There are all kinds of books that help reassure children that even though there are changes, everything will be okay. Books about how "divorce is okay" "cancer is okay" "moving is okay" and others.

From the pictures/text, I would have worded it in a different perspective. More like, mommy wants to look the way she used to or something like that.

However, I think this book should only be used for some kids. For the majority of kids, I hope they get to stay with their grandparents/relatives instead of seeing all the bruising and bandages after their mom's plastic surgery. Then when they get back, Mommy will just look a bit different, but the kids don't have to be scared as they watch the process.
 

AmberLilith

Well-known member
I do agree that children should be prevented from being scared because their parent is in hospital (And it could be their mum or dad...) or covered in bandages or being cared for as a result of cosmetic surgery rather than illness -it'd be scary to be a child and think your parent was going to die because he/she was in hospital. Especially when that's so far from the truth!

However, i do believe there should also be an emphasis on the fact that mum/dad is good looking anyway, but chooses to change their appearance; that no one thinks mum/dad is ugly, mum/dad is not ugly -he/she has just decided to make changes to their appearance, of their own free will.

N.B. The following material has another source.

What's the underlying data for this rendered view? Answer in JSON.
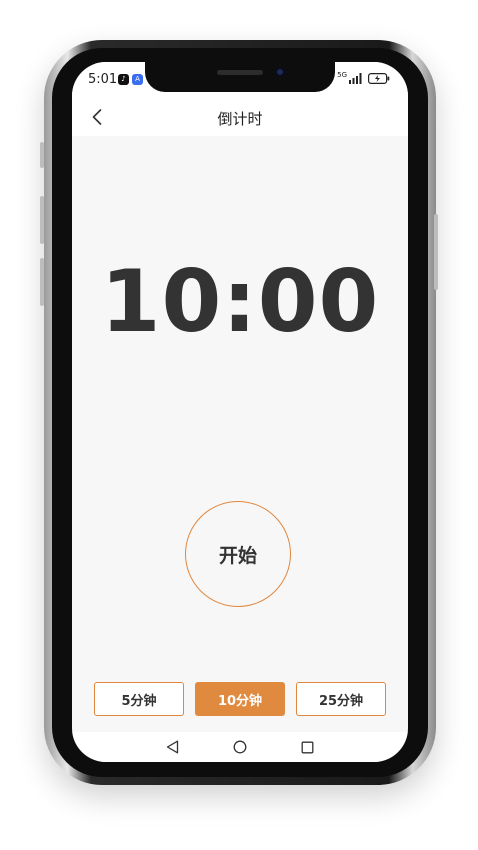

It should also be explained that not everyone does this, that it is not so common that all their friends at school will have parents who have surgery too and that it is not what they 'should' do or would be expected to do when they grow up.

lipstickandhate:
I do agree with the idea that to some extent these things shouldn't be discussed with children: my view is that it should be phrased in an understanding way, eg: 'mum will be happier when she's had an operation' - rather than 'mum thinks her breasts are too small and wants them bigger' ??
I think giving a child too much awareness of unhappiness about body image at an early age will encourage them to develop an unhealthy body image -they learn, to an extent, how to view themselves from the examples provided by the adults around them.
Children should be able to grow up being happy about themselves and not obsessing about their body image.
 

lipstickandhate

Well-known member
Maybe they should make a book called "Mommy Died for Breasts: What to tell your children when casual surgery goes awry."